—Delivered multiple speeches in the early 1990s condemning the “permissiveness,” “sexual revolution,” and “moral upheaval” that he insisted had led to America’s decline. (More analysis of these speeches here.)
—Lead author of an op-ed praising former Attorney General Jeff Sessions for rolling back the enforcement of civil rights protections for transgender people and issuing a “religious liberty” memo claiming there’s no compelling government interest in barring anti-LGBTQ discrimination.
—Condemned church/state separation in public schools: “This moral lobotomy of public schools has been based on extremist notions of separation of church and state or on theories of moral relativism which reject the notion that there are standards of rights or wrong to which the community can demand adherence.”

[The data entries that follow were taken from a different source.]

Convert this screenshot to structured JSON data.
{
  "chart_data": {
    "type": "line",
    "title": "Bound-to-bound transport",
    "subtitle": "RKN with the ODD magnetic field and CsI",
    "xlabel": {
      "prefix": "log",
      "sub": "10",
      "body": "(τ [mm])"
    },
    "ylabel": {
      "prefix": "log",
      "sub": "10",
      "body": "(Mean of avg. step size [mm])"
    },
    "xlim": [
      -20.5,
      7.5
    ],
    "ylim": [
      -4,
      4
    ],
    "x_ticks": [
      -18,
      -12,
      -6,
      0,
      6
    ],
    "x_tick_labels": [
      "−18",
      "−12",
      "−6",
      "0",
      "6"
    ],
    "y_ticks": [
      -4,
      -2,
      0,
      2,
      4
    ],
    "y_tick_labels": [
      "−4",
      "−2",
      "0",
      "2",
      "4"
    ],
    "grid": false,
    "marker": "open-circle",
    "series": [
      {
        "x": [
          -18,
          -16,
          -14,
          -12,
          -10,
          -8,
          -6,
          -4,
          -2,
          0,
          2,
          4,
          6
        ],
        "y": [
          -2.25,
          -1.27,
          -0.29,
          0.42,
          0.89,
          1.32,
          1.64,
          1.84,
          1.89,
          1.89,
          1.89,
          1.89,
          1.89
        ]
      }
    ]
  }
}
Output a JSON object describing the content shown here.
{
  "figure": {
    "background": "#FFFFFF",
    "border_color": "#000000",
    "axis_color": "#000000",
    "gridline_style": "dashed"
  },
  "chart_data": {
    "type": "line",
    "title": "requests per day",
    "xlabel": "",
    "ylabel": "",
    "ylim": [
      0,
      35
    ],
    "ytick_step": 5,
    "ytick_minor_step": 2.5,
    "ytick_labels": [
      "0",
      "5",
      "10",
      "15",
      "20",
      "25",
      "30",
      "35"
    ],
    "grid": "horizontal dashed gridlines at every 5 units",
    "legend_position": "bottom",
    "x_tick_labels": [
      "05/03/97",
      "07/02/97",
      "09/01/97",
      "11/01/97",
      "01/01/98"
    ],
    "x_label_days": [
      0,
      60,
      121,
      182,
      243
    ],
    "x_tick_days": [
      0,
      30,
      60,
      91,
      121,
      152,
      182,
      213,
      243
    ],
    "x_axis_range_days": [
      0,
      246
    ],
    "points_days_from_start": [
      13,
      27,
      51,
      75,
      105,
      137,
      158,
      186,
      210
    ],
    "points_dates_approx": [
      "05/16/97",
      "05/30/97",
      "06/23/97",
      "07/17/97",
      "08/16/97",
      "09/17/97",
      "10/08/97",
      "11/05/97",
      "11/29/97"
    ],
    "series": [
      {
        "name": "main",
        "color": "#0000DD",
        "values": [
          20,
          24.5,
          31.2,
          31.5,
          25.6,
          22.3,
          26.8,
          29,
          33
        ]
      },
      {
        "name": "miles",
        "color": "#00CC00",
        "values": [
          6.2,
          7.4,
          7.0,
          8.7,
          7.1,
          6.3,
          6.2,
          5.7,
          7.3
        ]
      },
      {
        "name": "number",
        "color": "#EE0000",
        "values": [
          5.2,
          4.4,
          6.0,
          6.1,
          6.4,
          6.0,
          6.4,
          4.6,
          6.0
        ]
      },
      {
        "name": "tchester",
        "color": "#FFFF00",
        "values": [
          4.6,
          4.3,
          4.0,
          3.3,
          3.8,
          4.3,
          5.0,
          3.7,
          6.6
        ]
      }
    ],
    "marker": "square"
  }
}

—Insisted Georgetown University’s equal footing for LGBTQ rights groups was an attack on morality: “The second way in which secularists use law as a weapon is to pass laws that affirmatively promote the moral relativist viewpoint. Such laws seek to ratify, or put on an equal plane, conduct that previously was considered immoral…. Another example was the effort to apply District of Columbia law to compel Georgetown University to treat homosexual activist groups like any other student group. This kind of law dissolves any form of moral consensus in society. There can be no consensus based on moral views in the country, only enforced neutrality.”

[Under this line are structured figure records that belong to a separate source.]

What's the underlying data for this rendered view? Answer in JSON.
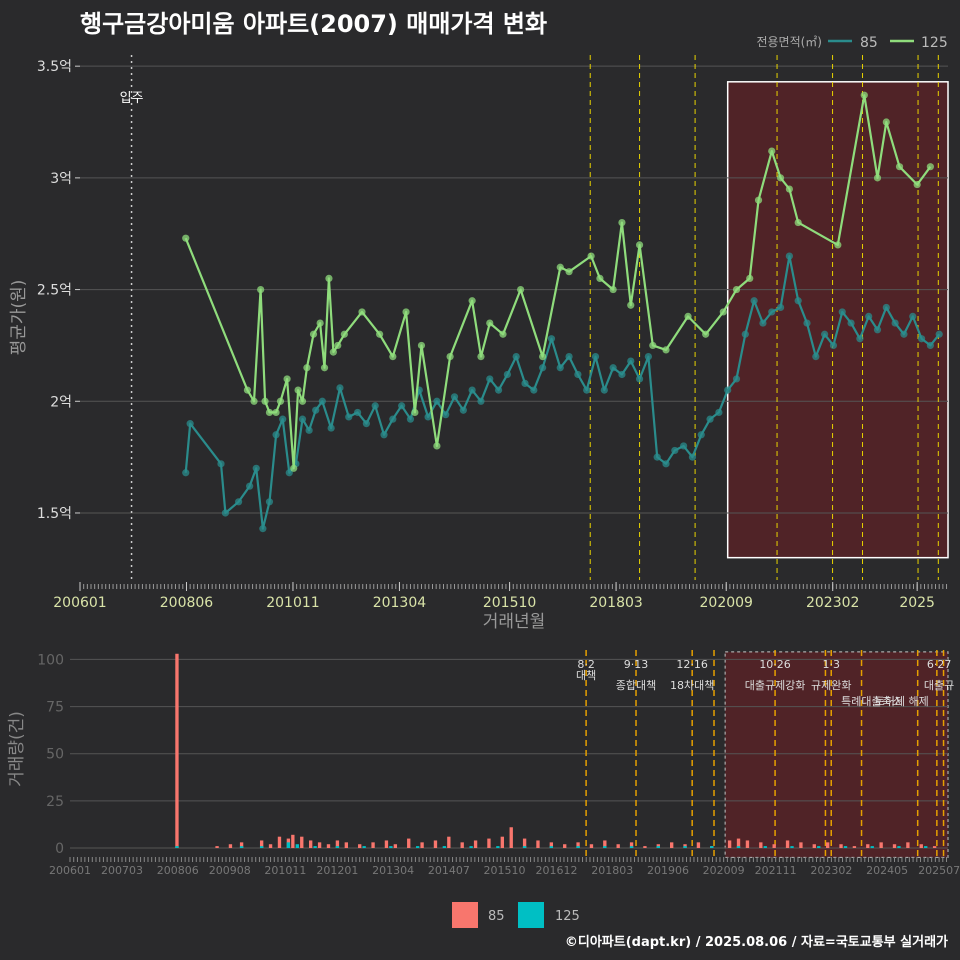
{
  "title": "행구금강아미움 아파트(2007) 매매가격 변화",
  "credit": "©디아파트(dapt.kr) / 2025.08.06 / 자료=국토교통부 실거래가",
  "colors": {
    "background": "#2a2a2c",
    "grid": "#555555",
    "series85": "#2a8c8c",
    "series125": "#8fdc7c",
    "bar85": "#f8766d",
    "bar125": "#00bfc4",
    "shade": "#6a1f25",
    "policy": "#e8d300",
    "policyBottom": "#e6a000"
  },
  "chart_data": [
    {
      "type": "line",
      "title": "행구금강아미움 아파트(2007) 매매가격 변화",
      "xlabel": "거래년월",
      "ylabel": "평균가(원)",
      "ylim": [
        1.2,
        3.55
      ],
      "y_ticks": [
        1.5,
        2,
        2.5,
        3,
        3.5
      ],
      "y_tick_labels": [
        "1.5억",
        "2억",
        "2.5억",
        "3억",
        "3.5억"
      ],
      "x_ticks": [
        "200601",
        "200806",
        "201011",
        "201304",
        "201510",
        "201803",
        "202009",
        "202302",
        "2025"
      ],
      "legend_title": "전용면적(㎡)",
      "legend_position": "top-right",
      "grid": true,
      "annotation": "입주",
      "move_in": 2007.17,
      "policy_lines": [
        2017.58,
        2018.7,
        2019.96,
        2021.82,
        2023.08,
        2023.76,
        2025.02,
        2025.48
      ],
      "highlight": [
        2020.7,
        2025.7
      ],
      "series": [
        {
          "name": "85",
          "x": [
            2008.4,
            2008.5,
            2009.2,
            2009.3,
            2009.6,
            2009.85,
            2010.0,
            2010.15,
            2010.3,
            2010.45,
            2010.6,
            2010.75,
            2010.9,
            2011.05,
            2011.2,
            2011.35,
            2011.5,
            2011.7,
            2011.9,
            2012.1,
            2012.3,
            2012.5,
            2012.7,
            2012.9,
            2013.1,
            2013.3,
            2013.5,
            2013.7,
            2013.9,
            2014.1,
            2014.3,
            2014.5,
            2014.7,
            2014.9,
            2015.1,
            2015.3,
            2015.5,
            2015.7,
            2015.9,
            2016.1,
            2016.3,
            2016.5,
            2016.7,
            2016.9,
            2017.1,
            2017.3,
            2017.5,
            2017.7,
            2017.9,
            2018.1,
            2018.3,
            2018.5,
            2018.7,
            2018.9,
            2019.1,
            2019.3,
            2019.5,
            2019.7,
            2019.9,
            2020.1,
            2020.3,
            2020.5,
            2020.7,
            2020.9,
            2021.1,
            2021.3,
            2021.5,
            2021.7,
            2021.9,
            2022.1,
            2022.3,
            2022.5,
            2022.7,
            2022.9,
            2023.1,
            2023.3,
            2023.5,
            2023.7,
            2023.9,
            2024.1,
            2024.3,
            2024.5,
            2024.7,
            2024.9,
            2025.1,
            2025.3,
            2025.5
          ],
          "y": [
            1.68,
            1.9,
            1.72,
            1.5,
            1.55,
            1.62,
            1.7,
            1.43,
            1.55,
            1.85,
            1.92,
            1.68,
            1.72,
            1.92,
            1.87,
            1.96,
            2.0,
            1.88,
            2.06,
            1.93,
            1.95,
            1.9,
            1.98,
            1.85,
            1.92,
            1.98,
            1.92,
            2.05,
            1.93,
            2.0,
            1.94,
            2.02,
            1.96,
            2.05,
            2.0,
            2.1,
            2.05,
            2.12,
            2.2,
            2.08,
            2.05,
            2.15,
            2.28,
            2.15,
            2.2,
            2.12,
            2.05,
            2.2,
            2.05,
            2.15,
            2.12,
            2.18,
            2.1,
            2.2,
            1.75,
            1.72,
            1.78,
            1.8,
            1.75,
            1.85,
            1.92,
            1.95,
            2.05,
            2.1,
            2.3,
            2.45,
            2.35,
            2.4,
            2.42,
            2.65,
            2.45,
            2.35,
            2.2,
            2.3,
            2.25,
            2.4,
            2.35,
            2.28,
            2.38,
            2.32,
            2.42,
            2.35,
            2.3,
            2.38,
            2.28,
            2.25,
            2.3
          ]
        },
        {
          "name": "125",
          "x": [
            2008.4,
            2009.8,
            2009.95,
            2010.1,
            2010.2,
            2010.3,
            2010.45,
            2010.55,
            2010.7,
            2010.85,
            2010.95,
            2011.05,
            2011.15,
            2011.3,
            2011.45,
            2011.55,
            2011.65,
            2011.75,
            2011.85,
            2012.0,
            2012.4,
            2012.8,
            2013.1,
            2013.4,
            2013.6,
            2013.75,
            2014.1,
            2014.4,
            2014.9,
            2015.1,
            2015.3,
            2015.6,
            2016.0,
            2016.5,
            2016.9,
            2017.1,
            2017.6,
            2017.8,
            2018.1,
            2018.3,
            2018.5,
            2018.7,
            2019.0,
            2019.3,
            2019.8,
            2020.2,
            2020.6,
            2020.9,
            2021.2,
            2021.4,
            2021.7,
            2021.9,
            2022.1,
            2022.3,
            2023.2,
            2023.8,
            2024.1,
            2024.3,
            2024.6,
            2025.0,
            2025.3
          ],
          "y": [
            2.73,
            2.05,
            2.0,
            2.5,
            2.0,
            1.95,
            1.95,
            2.0,
            2.1,
            1.7,
            2.05,
            2.0,
            2.15,
            2.3,
            2.35,
            2.15,
            2.55,
            2.22,
            2.25,
            2.3,
            2.4,
            2.3,
            2.2,
            2.4,
            1.95,
            2.25,
            1.8,
            2.2,
            2.45,
            2.2,
            2.35,
            2.3,
            2.5,
            2.2,
            2.6,
            2.58,
            2.65,
            2.55,
            2.5,
            2.8,
            2.43,
            2.7,
            2.25,
            2.23,
            2.38,
            2.3,
            2.4,
            2.5,
            2.55,
            2.9,
            3.12,
            3.0,
            2.95,
            2.8,
            2.7,
            3.37,
            3.0,
            3.25,
            3.05,
            2.97,
            3.05
          ]
        }
      ]
    },
    {
      "type": "bar",
      "xlabel": "",
      "ylabel": "거래량(건)",
      "ylim": [
        0,
        105
      ],
      "y_ticks": [
        0,
        25,
        50,
        75,
        100
      ],
      "x_ticks": [
        "200601",
        "200703",
        "200806",
        "200908",
        "201011",
        "201201",
        "201304",
        "201407",
        "201510",
        "201612",
        "201803",
        "201906",
        "202009",
        "202111",
        "202302",
        "202405",
        "202507"
      ],
      "legend_position": "bottom",
      "policy_lines": [
        2017.58,
        2018.7,
        2019.96,
        2020.45,
        2021.82,
        2022.95,
        2023.08,
        2023.76,
        2025.02,
        2025.45,
        2025.6
      ],
      "highlight": [
        2020.7,
        2025.7
      ],
      "annotations": [
        {
          "x": 2017.58,
          "date": "8·2",
          "text": "대책"
        },
        {
          "x": 2018.7,
          "date": "9·13",
          "text": "종합대책"
        },
        {
          "x": 2019.96,
          "date": "12·16",
          "text": "18차대책"
        },
        {
          "x": 2021.82,
          "date": "10·26",
          "text": "대출규제강화"
        },
        {
          "x": 2023.08,
          "date": "1·3",
          "text": "규제완화"
        },
        {
          "x": 2023.76,
          "date": "9·7",
          "text": "특례대출축소"
        },
        {
          "x": 2025.02,
          "date": "",
          "text": "토허제 해제"
        },
        {
          "x": 2025.5,
          "date": "6·27",
          "text": "대출규"
        }
      ],
      "series": [
        {
          "name": "85",
          "x": [
            2008.4,
            2009.3,
            2009.6,
            2009.85,
            2010.3,
            2010.5,
            2010.7,
            2010.9,
            2011.0,
            2011.2,
            2011.4,
            2011.6,
            2011.8,
            2012.0,
            2012.2,
            2012.5,
            2012.8,
            2013.1,
            2013.3,
            2013.6,
            2013.9,
            2014.2,
            2014.5,
            2014.8,
            2015.1,
            2015.4,
            2015.7,
            2015.9,
            2016.2,
            2016.5,
            2016.8,
            2017.1,
            2017.4,
            2017.7,
            2018.0,
            2018.3,
            2018.6,
            2018.9,
            2019.2,
            2019.5,
            2019.8,
            2020.1,
            2020.4,
            2020.8,
            2021.0,
            2021.2,
            2021.5,
            2021.8,
            2022.1,
            2022.4,
            2022.7,
            2023.0,
            2023.3,
            2023.6,
            2023.9,
            2024.2,
            2024.5,
            2024.8,
            2025.1,
            2025.4
          ],
          "y": [
            103,
            1,
            2,
            3,
            4,
            2,
            6,
            5,
            7,
            6,
            4,
            3,
            2,
            4,
            3,
            2,
            3,
            4,
            2,
            5,
            3,
            4,
            6,
            3,
            4,
            5,
            6,
            11,
            5,
            4,
            3,
            2,
            3,
            2,
            4,
            2,
            3,
            1,
            2,
            3,
            2,
            3,
            1,
            4,
            5,
            4,
            3,
            2,
            4,
            3,
            2,
            3,
            2,
            1,
            2,
            3,
            2,
            3,
            2,
            1
          ]
        },
        {
          "name": "125",
          "x": [
            2008.4,
            2009.85,
            2010.3,
            2010.9,
            2011.1,
            2011.5,
            2012.0,
            2012.6,
            2013.2,
            2013.8,
            2014.4,
            2015.0,
            2015.6,
            2016.2,
            2016.8,
            2017.4,
            2018.0,
            2018.6,
            2019.2,
            2019.8,
            2020.4,
            2021.0,
            2021.6,
            2022.2,
            2022.8,
            2023.4,
            2024.0,
            2024.6,
            2025.2
          ],
          "y": [
            1,
            1,
            1,
            3,
            2,
            1,
            1,
            1,
            1,
            1,
            1,
            1,
            1,
            1,
            1,
            1,
            1,
            1,
            1,
            1,
            1,
            1,
            1,
            1,
            1,
            1,
            1,
            1,
            1
          ]
        }
      ]
    }
  ]
}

—Bemoaned the attention shown “the homosexual movement”: “It is no accident that the homosexual movement, at one or two percent of the population, gets treated with such solicitude while the Catholic population, which is over a quarter of the country, is given the back of the hand. How has that come to be?”
—Led “a fierce struggle in which the Justice Department prevailed over public health experts” in maintaining the ban on people living with HIV entering the United States.